El silencio excesivo hace más fuerte este deseo de abolir todo deseo. Acostado boca arriba en mi cama y en perfecta oscuridad, los pensamientos sin permiso entran. Busco la paz, la tranquilidad, pero solo son imágenes que me lastiman y se van. Me levanto y salgo descalzo al patio, camino por un colchón de agujas de pino. Siento que no necesito nada para seguir viviendo, que puedo deshacerme de todo aquello que no desechaba, porque si bien no lo usaba no era para tirar. Entro a mi casa, me calzo y subo a la terraza. El paisaje es de abandono; un recinto aéreo de: esqueleto de bicicleta que apenas recuerdo haber regalado a mi hijo; una silla de plástico inútil por la total ausencia de una de sus patas; un colchón con las tripas afuera; macetas rajadas; pelota desinflada y dura; medio tarro de pintura seca con un palo adentro; jaula oxidada sin piso y demás objetos que ni sospechaba que tenía. La idea era buscar a alguien que necesite las cosas y dárselas porque ya no las uso. Bueno… tampoco uso la televisión de mi pieza, y casi nunca prendo el equipo de música ni me subo a la bicicleta fija. Sacudo mi cabeza y mi posible fanatismo. Me decido: empiezo a bajar las cosas de la terraza.
Con todo lo que bajé a mi living parecía que me encontraba adentro de un volquete. Entre los objetos veo algo de un verde enérgico como de pasto sintético. Me agacho y descubro que es la tapa acolchonada de un álbum de fotos. Sentado en mi living-volquete, y sin saber de donde salió, me dedico a mirar el álbum.

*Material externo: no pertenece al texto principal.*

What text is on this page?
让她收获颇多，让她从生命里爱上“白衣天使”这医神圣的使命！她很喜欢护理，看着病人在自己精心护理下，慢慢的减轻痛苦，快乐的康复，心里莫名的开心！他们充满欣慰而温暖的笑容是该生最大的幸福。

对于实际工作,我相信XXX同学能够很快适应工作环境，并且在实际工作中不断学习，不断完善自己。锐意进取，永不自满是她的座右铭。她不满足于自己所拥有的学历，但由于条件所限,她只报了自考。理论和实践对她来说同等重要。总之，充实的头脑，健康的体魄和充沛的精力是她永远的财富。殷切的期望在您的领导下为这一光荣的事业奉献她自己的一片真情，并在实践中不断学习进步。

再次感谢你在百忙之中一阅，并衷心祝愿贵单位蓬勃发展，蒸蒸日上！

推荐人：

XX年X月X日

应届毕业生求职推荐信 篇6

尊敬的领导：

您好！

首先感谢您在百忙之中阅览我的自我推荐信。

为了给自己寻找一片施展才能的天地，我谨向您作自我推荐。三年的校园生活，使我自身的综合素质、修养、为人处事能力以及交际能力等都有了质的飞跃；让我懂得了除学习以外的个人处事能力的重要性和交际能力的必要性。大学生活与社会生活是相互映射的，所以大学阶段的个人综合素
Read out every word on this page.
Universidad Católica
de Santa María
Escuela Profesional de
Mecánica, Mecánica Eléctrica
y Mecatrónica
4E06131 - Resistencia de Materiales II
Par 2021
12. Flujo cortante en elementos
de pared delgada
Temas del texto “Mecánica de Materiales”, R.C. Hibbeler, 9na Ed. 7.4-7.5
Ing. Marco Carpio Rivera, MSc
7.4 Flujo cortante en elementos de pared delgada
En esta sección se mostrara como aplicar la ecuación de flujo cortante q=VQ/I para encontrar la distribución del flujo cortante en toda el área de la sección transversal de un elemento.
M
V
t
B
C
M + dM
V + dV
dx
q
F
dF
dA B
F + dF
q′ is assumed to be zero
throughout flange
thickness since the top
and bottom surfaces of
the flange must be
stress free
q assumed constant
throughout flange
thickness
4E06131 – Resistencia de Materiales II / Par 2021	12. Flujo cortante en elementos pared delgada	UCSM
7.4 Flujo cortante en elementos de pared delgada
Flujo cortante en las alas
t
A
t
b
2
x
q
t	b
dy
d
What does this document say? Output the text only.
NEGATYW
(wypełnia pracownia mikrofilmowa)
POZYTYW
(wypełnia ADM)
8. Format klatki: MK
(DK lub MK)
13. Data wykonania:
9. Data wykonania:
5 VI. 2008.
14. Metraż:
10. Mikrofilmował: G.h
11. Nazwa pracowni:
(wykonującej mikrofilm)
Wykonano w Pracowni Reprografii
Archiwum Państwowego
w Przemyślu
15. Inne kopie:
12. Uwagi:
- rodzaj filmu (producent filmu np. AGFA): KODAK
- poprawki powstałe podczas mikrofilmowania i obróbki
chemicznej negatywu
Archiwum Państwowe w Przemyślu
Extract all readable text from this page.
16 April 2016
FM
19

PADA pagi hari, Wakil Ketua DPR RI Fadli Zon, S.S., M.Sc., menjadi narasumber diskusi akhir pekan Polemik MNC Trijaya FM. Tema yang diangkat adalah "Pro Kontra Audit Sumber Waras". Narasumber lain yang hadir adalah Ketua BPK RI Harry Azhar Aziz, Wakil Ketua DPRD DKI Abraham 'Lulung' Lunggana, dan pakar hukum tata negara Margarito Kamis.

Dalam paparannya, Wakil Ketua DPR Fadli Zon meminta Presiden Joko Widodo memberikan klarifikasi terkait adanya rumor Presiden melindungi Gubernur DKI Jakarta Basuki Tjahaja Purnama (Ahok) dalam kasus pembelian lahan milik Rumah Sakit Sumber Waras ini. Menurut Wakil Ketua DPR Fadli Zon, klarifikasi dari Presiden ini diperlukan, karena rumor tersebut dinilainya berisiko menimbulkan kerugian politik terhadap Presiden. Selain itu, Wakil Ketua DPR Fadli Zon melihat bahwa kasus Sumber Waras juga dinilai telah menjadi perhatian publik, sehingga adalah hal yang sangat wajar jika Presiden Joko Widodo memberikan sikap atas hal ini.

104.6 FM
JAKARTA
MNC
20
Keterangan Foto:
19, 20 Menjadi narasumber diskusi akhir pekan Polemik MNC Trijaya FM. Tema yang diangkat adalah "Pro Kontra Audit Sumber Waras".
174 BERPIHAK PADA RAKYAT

La primera (y única) foto que veo es la de mi hijo sonriendo, sentado en la bici. Sin aceptar el golpe bajo del destino cierro el álbum.
La pelota está reseca; la pateo y su figura amorfa pega melancólicamente contra la pared. Busco el inflador y casi sin esfuerzo la dejo como nueva. Ir a jugar (como siempre) los jueves con los amigos y llevar la pelota no estaría nada mal. No terminé de imaginarlo y empecé a insultarme bajito. Deseché la idea. A las macetas las miré de refilón, del mismo modo que pasó por mi mente la idea (ya vieja) de plantar lo que fumo. El interior del colchón se escapaba por un tajo de no más de diez centímetros. Me sorprendió saber que podía llegar a cocerlo. Sacar todo a la calle y esperar que se lo lleven queda muy despectivo. Lo mejor es guardarlo en la terraza, bien acomodado e ir viendo a quien dárselo, deduje, aliviado.
Un silencio pesado de voces que susurran en esas horas filosas de la madrugada intentaba mostrarme el camino. Sé que voy bien, que la vida es sufrimiento, todos necesitamos cosas y que mover los objetos de lugar cansa. Con la paz buscada y la satisfacción de hacer, pude dormir.